Big Day Out
A fantastic weekend, which started on Thursday with Big Day Out. (Actually, that’s a lie, it started Wednesday night with a barbeque next door). The 5 day holiday effect was somewhat spoilt by the fact that I had to work Friday, but hey, beggars can’t afford to take extra days off work.
So…headed off to BDO on Thursday with Andy, Laura and Laura’s friend Pete, who’d been working at the festival (painting scenery). Arriving at the huge queue outside Sydney Olympic Park reminded me both that I love festivals and of how annoying they are – grr, endless queuing. Security was extremely tight – you emerged from the station to a crowd of police and a pack of sniffer dogs, and all bags were searched. As my friends and I were (maturely) sneaking in our own alcohol (look – we’re really broke, ok?!) this added an element of danger to the proceedings, but we got through the bag search with no problems at all.
It was an excellent day, but the Olympic park was a strange venue for a festival: rather than the usual field with stages/tents/stalls dotted around, the main stage was inside the actual arena, which was lame: there was no grass to sit on and it felt weirdly like a stadium gig. There was way too much concrete and security was really ridiculously tight: it was no-moshing, no-crowd-surfing, no-circle dancing, no-chucking bottles around or fun of any kind, and there was an additional security barrier that you had to queue to get through in order to approach the area up close to the stage. So irritating! I queued for about 40 minutes in the hope of getting up front for Franz Ferdinand, and in the end had to accept that it was futile and resign myself to standing further back. Obviously it is concerning when there are accidents at gigs, but they’d really gone over the top.

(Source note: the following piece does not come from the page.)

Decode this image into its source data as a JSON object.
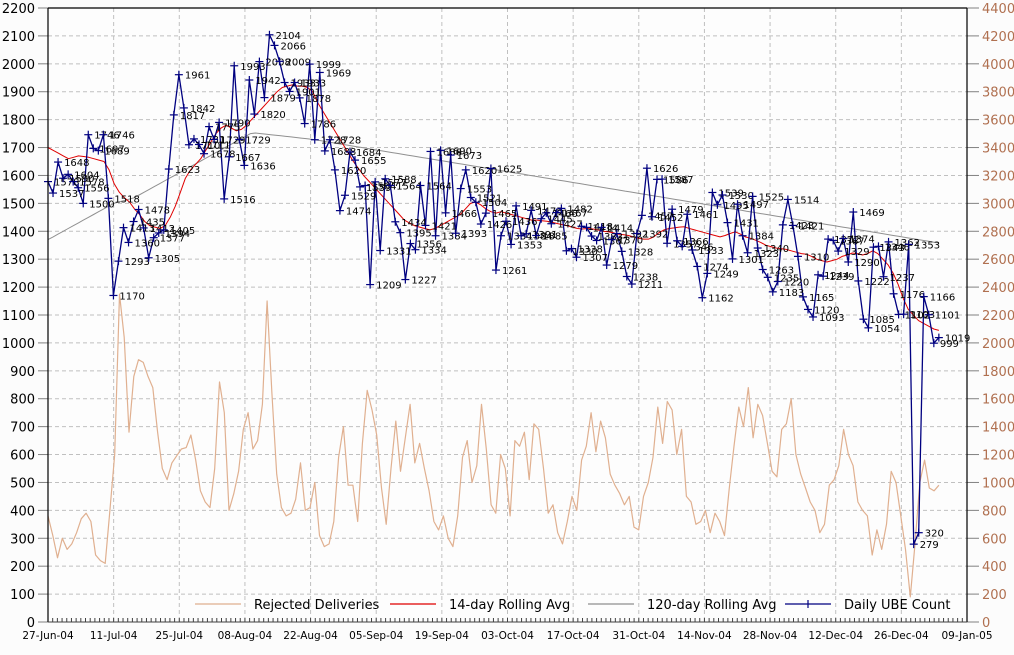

Anyway, I was happy to discover that the smaller stages were in a park area and had a much more natural festival feel, so spent a lot of time there – watching Sleater-Kinney (cool), The Magic Numbers (ok, but they’re both just SO ANNOYING to watch!) and The Go-Team, who I hadn’t heard of, to the astonishment of this Australian guy (“But – they’re English!”) Then there was a lot of sitting in the sun soaking up the atmosphere (and the smuggled-in drinks). I got so sunburnt. I was wearing elbow-length fishnet gloves (er, as you do) and when I took them off I was sunburnt in fishnet pattern, tiny diamonds, like fish scales. It looked quite cool, but that faded by the next day, unlike my horrible neck and back-burn.
Festivals are always more memorable for what you miss (i.e. Leeds Festival 2003, sitting on the grass way back talking whilst Beck was playing – “It’s Beck-tacular!”) and I think we did pretty well this time, sitting about in the sun whilst Kings of Leon, The Mars Volta, AND the White Stripes played. We were back in the main arena for The Living End, Franz Ferdinand and Iggy Pop in between, all of which were wicked, and I did manage to leave Mary Morris a White Stripes voicemail message which she apparently didn’t recognise AT ALL. How ungrateful.
We then got lost/distracted and failed to locate 2 Many DJs, which was a shame. We did find some crazy electronica which involved people in masks playing toy instruments, including a FisherPrice guitar, so that was…entertaining.
Getting up for work on Friday was HORRIBLE, and I was most upset that NOT ONE SINGLE PERSON asked me how my Australia Day was or what I’d done. Grrr. The weekend was totally awesome, however. Rachel and I had a charmingly civilised day together on Saturday – lunch at an outdoor food market in the park (it’s part of the Chinese New Year celebrations) which was yum, then Memoirs of a Geisha, which I really enjoyed – I’ve read the book, but a lot of it’s just so culturally alien that I couldn’t visualise it properly – followed by a glass of wine. Then I headed home to find my housemates getting ready for a night out, so of course I joined them. Loving my French housemates at the moment: they’d been swimming in the sea, and when we asked him about it Ludovic replied “It was ok but there was too much salad.” Took a while to figure out that he was complaining about the seaweed in the water.
We hit the Kings Cross Hotel, which was great – we met the tallest guy in the world, 6’11”!! He had to bend down to talk to ME!! – until Ludo got kicked out for being too drunk. (They’re so strict about that here – it’s basically illegal to be drunk in a pub/club, which strikes me as not a little ridiculous). We tried to convince the bouncers that he came from a different culture and they were discriminating: “It’s a cultural thing, he’s French, they drink all the time over there.” Amusingly, instead of telling us to F*** off, the bouncer replied in all seriousness “I understand that it’s their culture. However, I still can’t let him back in.” Haha.
The night continued with drinks and pool games in Newtown, where some guy directed us to a pub that stayed open til 6:30am. At about 6, Laura and I had hit the wall so we walked into the beautiful bright dawn to walk home, only to get hopelessly lost and take an hour to get home! We arrived back to find the others there before us, having got a lift from a “very nice man”. Hmm…
Anyway, back at work now and it’s all about never going out again and saving money for Tasmania and other travel plans.